Tuesday, September 6, 2011

Again the question: Is Osama winning?

Yesterday I posted in synopsis Andrew Sullivan's Newsweek offering recommending that the US "took the bait," by entering into the costly wars that 9/11 attacks were meant to provoke.

Here Daveed Gartenstein-Ross extends this thesis in a concise, clearly written book delineating his thesis that "the terrorist network has defined its strategy as bleeding the United States to bankruptcy."

Amplify’d from www.foreignpolicy.com

Daveed Gartenstein-Ross's new book, Bin Laden's Legacy, wonders which side actually is winning the war on terror.

Bin Laden's Legacy is a remarkable and laudable work. Gartenstein-Ross has created both a road map and a score card for the 10 years since the 9/11 attacks redefined America's sense of security. In a narrative that somehow manages to be both concise and comprehensive, the author lays out the multiple battlefields and competing strategies of both al Qaeda and the United States.

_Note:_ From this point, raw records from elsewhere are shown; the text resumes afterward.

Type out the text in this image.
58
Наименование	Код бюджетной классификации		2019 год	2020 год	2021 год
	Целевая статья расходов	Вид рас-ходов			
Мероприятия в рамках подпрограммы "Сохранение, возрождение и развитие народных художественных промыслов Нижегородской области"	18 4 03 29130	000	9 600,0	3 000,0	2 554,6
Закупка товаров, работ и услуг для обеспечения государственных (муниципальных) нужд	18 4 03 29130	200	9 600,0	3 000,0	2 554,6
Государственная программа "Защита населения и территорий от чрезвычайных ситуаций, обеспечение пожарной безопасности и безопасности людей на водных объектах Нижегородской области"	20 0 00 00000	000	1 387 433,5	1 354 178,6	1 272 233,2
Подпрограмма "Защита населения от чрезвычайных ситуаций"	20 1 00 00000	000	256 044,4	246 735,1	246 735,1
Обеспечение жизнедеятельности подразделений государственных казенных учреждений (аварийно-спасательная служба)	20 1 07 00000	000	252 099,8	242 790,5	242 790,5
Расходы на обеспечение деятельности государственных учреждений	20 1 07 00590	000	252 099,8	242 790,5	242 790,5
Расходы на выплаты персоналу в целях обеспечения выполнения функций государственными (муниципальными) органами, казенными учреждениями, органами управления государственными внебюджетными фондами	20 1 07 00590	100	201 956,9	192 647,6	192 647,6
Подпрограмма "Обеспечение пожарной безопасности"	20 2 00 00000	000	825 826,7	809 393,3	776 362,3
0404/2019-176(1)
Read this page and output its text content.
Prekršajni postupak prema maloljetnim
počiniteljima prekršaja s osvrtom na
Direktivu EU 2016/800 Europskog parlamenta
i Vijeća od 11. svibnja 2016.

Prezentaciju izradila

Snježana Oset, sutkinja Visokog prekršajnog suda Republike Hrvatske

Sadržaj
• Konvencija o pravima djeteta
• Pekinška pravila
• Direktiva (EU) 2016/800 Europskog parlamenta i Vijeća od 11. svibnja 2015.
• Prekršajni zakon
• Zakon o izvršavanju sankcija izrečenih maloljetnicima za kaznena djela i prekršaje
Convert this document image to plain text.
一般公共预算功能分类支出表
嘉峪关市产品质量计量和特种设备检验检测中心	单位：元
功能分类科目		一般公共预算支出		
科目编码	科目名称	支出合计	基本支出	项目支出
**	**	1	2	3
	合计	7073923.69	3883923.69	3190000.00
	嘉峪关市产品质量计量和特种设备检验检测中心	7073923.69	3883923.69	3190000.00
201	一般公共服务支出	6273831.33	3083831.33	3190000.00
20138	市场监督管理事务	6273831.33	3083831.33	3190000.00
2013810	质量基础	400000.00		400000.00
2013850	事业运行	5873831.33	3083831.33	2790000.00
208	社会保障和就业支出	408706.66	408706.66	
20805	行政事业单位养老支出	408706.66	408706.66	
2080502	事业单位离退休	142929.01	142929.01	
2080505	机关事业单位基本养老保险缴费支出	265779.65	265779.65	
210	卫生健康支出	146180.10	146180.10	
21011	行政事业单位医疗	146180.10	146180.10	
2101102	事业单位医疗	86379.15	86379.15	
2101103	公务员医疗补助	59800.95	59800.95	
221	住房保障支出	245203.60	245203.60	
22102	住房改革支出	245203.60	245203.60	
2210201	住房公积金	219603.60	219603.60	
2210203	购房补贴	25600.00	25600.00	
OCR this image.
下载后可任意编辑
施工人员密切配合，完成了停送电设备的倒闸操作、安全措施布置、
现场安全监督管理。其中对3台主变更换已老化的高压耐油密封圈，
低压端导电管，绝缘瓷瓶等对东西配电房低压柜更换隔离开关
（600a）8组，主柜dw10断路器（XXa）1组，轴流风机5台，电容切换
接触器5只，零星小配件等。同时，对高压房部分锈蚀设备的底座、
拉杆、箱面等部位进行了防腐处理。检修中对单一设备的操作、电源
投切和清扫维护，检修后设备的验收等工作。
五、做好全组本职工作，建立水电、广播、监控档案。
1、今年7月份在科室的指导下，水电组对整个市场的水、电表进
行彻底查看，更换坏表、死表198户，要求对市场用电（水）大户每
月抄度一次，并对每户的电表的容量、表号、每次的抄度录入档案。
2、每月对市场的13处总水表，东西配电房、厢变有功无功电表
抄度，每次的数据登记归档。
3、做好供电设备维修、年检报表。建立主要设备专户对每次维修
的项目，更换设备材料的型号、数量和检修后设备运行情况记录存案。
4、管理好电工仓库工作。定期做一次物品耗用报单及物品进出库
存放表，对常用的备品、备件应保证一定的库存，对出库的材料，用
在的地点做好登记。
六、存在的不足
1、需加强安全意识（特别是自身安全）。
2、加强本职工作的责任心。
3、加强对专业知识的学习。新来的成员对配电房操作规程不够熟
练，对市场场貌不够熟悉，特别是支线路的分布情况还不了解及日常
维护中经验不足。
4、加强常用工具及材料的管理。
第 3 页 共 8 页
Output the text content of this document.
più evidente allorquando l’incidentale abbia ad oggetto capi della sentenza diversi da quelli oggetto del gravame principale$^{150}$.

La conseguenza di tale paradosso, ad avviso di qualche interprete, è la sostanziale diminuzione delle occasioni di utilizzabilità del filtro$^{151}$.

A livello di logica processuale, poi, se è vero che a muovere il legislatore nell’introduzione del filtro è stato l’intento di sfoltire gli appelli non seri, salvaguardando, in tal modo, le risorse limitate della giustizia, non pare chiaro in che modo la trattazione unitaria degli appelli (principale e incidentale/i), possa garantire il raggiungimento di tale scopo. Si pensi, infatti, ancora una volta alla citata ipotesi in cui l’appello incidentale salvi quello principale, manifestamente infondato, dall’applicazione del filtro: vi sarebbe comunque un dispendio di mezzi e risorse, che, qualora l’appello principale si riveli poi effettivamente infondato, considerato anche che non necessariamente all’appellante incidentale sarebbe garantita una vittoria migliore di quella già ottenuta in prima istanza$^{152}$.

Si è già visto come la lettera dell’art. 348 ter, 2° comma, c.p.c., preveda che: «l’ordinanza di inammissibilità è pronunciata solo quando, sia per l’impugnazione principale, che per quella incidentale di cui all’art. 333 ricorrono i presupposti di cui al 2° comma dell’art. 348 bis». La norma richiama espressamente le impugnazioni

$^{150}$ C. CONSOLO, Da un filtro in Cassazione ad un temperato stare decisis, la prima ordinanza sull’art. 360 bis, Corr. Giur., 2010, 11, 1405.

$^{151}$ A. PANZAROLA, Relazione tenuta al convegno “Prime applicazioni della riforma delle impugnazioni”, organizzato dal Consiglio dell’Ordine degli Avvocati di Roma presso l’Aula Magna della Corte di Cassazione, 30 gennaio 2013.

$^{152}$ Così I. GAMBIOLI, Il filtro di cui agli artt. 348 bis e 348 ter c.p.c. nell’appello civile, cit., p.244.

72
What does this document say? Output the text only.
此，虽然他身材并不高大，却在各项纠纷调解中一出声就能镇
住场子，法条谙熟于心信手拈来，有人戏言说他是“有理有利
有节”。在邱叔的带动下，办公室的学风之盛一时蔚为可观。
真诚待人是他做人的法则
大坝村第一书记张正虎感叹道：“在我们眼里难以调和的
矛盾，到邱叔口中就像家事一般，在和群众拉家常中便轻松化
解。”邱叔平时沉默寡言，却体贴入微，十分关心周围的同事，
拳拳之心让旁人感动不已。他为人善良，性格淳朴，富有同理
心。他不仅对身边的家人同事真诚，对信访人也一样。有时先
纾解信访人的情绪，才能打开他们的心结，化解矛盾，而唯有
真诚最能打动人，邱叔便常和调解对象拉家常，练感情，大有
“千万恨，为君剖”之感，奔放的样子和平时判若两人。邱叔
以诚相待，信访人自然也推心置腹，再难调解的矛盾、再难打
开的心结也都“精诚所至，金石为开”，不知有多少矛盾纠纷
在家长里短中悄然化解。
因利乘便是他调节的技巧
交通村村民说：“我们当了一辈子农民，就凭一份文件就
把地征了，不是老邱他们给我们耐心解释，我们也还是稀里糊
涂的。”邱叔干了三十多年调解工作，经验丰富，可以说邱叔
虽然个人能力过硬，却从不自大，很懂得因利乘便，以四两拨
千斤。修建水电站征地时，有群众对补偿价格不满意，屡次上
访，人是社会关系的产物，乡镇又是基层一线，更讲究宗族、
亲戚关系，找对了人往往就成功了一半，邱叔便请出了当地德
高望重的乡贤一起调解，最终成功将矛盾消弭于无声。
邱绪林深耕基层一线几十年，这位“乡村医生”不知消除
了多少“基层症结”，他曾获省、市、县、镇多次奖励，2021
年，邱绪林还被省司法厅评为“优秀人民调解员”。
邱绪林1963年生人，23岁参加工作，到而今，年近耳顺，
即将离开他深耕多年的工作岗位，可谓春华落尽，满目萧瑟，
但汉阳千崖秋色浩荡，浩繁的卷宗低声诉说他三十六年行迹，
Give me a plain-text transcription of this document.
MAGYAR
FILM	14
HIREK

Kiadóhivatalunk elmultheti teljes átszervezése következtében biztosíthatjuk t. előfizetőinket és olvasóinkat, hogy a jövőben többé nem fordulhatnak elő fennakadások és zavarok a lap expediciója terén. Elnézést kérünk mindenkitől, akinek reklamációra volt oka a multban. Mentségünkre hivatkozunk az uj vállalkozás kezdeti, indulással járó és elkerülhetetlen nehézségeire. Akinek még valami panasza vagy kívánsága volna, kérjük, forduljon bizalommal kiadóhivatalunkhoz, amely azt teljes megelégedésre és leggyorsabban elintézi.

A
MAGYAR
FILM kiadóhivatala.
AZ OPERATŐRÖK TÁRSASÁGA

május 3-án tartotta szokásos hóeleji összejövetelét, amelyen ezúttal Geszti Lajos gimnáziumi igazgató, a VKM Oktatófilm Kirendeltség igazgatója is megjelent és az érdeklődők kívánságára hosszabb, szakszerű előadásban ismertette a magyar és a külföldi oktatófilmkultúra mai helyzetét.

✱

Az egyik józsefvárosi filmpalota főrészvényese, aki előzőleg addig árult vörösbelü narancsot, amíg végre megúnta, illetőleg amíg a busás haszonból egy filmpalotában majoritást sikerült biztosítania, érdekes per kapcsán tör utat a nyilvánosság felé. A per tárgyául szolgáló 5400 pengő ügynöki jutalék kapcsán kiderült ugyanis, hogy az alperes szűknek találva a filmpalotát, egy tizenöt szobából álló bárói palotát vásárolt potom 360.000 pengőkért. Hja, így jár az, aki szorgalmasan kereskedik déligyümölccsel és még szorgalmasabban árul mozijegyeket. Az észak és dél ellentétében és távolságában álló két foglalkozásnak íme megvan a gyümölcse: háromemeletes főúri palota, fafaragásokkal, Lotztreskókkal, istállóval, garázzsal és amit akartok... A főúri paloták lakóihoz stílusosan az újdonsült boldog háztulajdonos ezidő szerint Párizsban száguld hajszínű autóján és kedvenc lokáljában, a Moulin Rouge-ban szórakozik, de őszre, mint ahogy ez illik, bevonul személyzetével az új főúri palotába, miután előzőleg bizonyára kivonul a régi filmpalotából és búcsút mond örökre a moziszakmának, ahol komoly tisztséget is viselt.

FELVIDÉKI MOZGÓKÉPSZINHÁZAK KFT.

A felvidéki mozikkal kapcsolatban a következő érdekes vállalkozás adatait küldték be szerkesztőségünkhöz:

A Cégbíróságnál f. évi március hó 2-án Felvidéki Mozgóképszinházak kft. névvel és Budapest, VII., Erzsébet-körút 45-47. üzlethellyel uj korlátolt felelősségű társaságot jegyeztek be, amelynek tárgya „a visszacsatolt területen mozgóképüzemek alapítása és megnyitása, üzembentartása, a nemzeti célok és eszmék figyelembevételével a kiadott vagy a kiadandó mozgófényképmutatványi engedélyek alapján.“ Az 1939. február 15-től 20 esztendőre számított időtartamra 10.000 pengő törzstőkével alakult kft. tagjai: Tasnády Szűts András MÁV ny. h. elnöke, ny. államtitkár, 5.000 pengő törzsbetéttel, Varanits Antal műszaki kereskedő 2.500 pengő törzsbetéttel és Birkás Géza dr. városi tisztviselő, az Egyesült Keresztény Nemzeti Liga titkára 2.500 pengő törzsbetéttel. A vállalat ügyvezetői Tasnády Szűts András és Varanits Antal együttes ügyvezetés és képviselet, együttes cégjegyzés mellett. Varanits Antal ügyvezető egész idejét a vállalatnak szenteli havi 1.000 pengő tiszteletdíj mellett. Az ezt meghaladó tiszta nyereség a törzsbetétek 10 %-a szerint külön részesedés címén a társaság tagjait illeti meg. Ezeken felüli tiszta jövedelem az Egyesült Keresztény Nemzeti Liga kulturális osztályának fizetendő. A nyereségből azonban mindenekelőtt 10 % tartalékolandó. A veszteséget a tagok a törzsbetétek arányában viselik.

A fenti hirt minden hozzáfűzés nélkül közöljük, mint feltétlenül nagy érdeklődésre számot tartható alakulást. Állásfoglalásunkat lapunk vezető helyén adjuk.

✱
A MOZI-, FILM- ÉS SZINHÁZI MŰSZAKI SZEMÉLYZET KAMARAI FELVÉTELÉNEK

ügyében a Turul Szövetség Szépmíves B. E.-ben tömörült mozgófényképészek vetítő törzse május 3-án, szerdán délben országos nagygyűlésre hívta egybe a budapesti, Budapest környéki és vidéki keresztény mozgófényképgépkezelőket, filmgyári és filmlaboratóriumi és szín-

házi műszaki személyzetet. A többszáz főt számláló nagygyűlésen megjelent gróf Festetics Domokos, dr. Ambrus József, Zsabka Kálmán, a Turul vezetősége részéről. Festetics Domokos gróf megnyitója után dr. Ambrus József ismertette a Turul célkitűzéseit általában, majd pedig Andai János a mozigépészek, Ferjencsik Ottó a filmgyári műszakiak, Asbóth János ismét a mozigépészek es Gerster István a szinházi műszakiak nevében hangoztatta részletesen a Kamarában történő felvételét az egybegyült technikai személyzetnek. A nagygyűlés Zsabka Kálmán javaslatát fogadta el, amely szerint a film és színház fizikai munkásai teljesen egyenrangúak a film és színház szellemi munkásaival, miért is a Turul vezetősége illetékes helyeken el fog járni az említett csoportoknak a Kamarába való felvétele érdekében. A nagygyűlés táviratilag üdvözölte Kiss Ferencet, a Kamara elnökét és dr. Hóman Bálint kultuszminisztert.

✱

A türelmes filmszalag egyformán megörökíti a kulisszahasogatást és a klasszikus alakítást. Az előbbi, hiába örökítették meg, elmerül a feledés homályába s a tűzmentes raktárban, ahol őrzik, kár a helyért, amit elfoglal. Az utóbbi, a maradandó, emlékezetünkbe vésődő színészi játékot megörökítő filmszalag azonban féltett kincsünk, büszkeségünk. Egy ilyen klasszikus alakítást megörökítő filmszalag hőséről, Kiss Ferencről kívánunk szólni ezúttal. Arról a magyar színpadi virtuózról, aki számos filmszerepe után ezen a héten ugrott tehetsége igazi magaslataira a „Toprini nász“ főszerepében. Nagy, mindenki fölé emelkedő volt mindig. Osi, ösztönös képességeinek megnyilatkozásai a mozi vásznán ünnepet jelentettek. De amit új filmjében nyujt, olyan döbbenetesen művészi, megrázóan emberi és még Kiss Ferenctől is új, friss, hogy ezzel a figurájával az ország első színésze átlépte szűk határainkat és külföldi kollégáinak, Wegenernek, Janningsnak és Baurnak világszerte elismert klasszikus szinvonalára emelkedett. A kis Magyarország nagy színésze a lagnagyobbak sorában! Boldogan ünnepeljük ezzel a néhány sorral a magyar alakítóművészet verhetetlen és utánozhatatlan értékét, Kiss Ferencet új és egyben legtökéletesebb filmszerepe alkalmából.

The American approach, as Gartenstein-Ross describes in unrelenting detail, is defined by extravagance, putting its emphasis on security at all costs -- with cost being the operative word. Because of a combination of missteps, hypervigilance, and political fear, virtually any program, policy, or plan that offers a shred of reassurance to the American public can get funded in this environment, whether it's sci-fi technology for airports or an intelligence community so big that no one knows how many people it employs. This results in vast expenditures for security benefits that are sometimes marginal, sometimes nonexistent.

Al Qaeda's strategy, unhappily, is exactly the same: provoke the United States into profligate spending and interminable military engagements, with a vision of the country's eventual economic collapse. Inspired by Osama bin Laden's romanticized view of the Soviet Union's back-breaking war against the mujahideen in Afghanistan, the terrorist network has defined its strategy as bleeding the United States to bankruptcy. This strategy does not require traditional tactical success. In recent years, al Qaeda has learned that even its most embarrassing operational failures can produce an expensive response.